Rising prices for Argentina's commodity exports are bolstering the Central Bank's coffers, an unusual but positive development for the struggling economy that is providing a small boost to bondholder confidence.
Since February, net international reserves (the Central Bank's holdings after subtracting dollar deposits in retail banks, international loans, and other long-term assets) have more than doubled to US$6.9 billion, its highest level in nine months. according to local consultancy firm EconViews. The increase is a welcome change after reserves fell in the past two years amid a shortage of foreign investment and the restructuring of Argentina's US$65-billion debt with private bondholders.
Argentina, the world's largest exporter of soy products, earns most of its foreign exchange from the sale of its agricultural production abroad. This year, exports have brought in US$13.3 billion – the highest level in 18 years for this time of the season. The increase in dollar revenues helped the peso to have its best monthly performance since the end of 2019 in May, while foreign bonds rose for the second consecutive month due to the perception that higher reserves could facilitate the country to meet its obligations.
"With this flood of dollars and this surge in reserves, investors are seeing Argentina's improved ability to pay its debt," said Andrés Borenstein, chief economist at EconViews in Buenos Aires.

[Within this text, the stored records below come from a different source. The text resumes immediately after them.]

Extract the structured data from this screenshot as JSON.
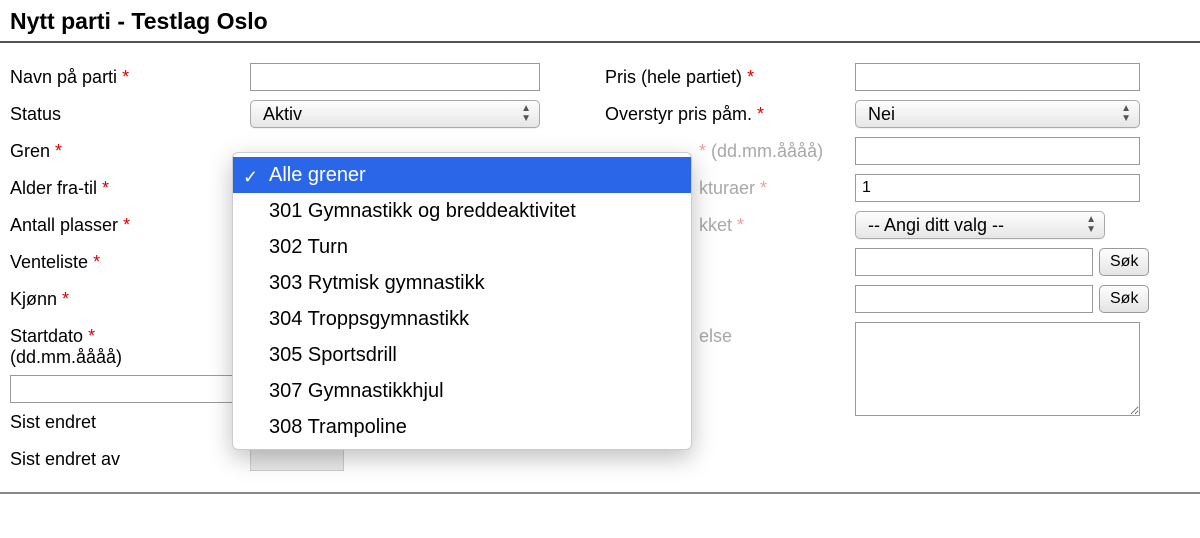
{
  "header": {
    "title": "Nytt parti - Testlag Oslo"
  },
  "left": {
    "navn_label": "Navn på parti",
    "navn_value": "",
    "status_label": "Status",
    "status_value": "Aktiv",
    "gren_label": "Gren",
    "alder_label": "Alder fra-til",
    "plasser_label": "Antall plasser",
    "venteliste_label": "Venteliste",
    "kjonn_label": "Kjønn",
    "startdato_label": "Startdato",
    "datofmt": "(dd.mm.åååå)",
    "sist_endret_label": "Sist endret",
    "sist_endret_av_label": "Sist endret av"
  },
  "right": {
    "pris_label": "Pris (hele partiet)",
    "pris_value": "",
    "overstyr_label": "Overstyr pris påm.",
    "overstyr_value": "Nei",
    "sluttdato_hidden_tail": "(dd.mm.åååå)",
    "fakturaer_tail": "kturaer",
    "fakturaer_value": "1",
    "aapent_tail": "kket",
    "aapent_value": "-- Angi ditt valg --",
    "hovedtrener_tail": "",
    "hjelpetrener_tail": "",
    "beskrivelse_tail": "else",
    "sok": "Søk"
  },
  "dropdown": {
    "items": [
      {
        "label": "Alle grener",
        "selected": true
      },
      {
        "label": "301 Gymnastikk og breddeaktivitet",
        "selected": false
      },
      {
        "label": "302 Turn",
        "selected": false
      },
      {
        "label": "303 Rytmisk gymnastikk",
        "selected": false
      },
      {
        "label": "304 Troppsgymnastikk",
        "selected": false
      },
      {
        "label": "305 Sportsdrill",
        "selected": false
      },
      {
        "label": "307 Gymnastikkhjul",
        "selected": false
      },
      {
        "label": "308 Trampoline",
        "selected": false
      }
    ]
  }
}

Imports to Argentina rose 61 percent in April, recent government data showed, a sign that policy makers may have loosened exchange restrictions that hold back international trade. As part of efforts to prop up the peso, Argentines face severe restrictions on their ability to buy dollars at the official exchange rate.
It is not yet clear whether the Central Bank will be able to hold onto reserves as farm incomes decline next month in the depth of the South American winter. At the same time, government policymakers also have just 60 days to raise the US$2.4 billion owed to the Paris Club group of private creditors, after the grace period for that payment began.
The government has not said whether it will use reserves to meet its outstanding debt payments.
In this trading season, exporters will sell soybeans, flour and oil for US$20.4 billion, a record and 25 percent more than the previous year, according to the Rosario Board of Trade.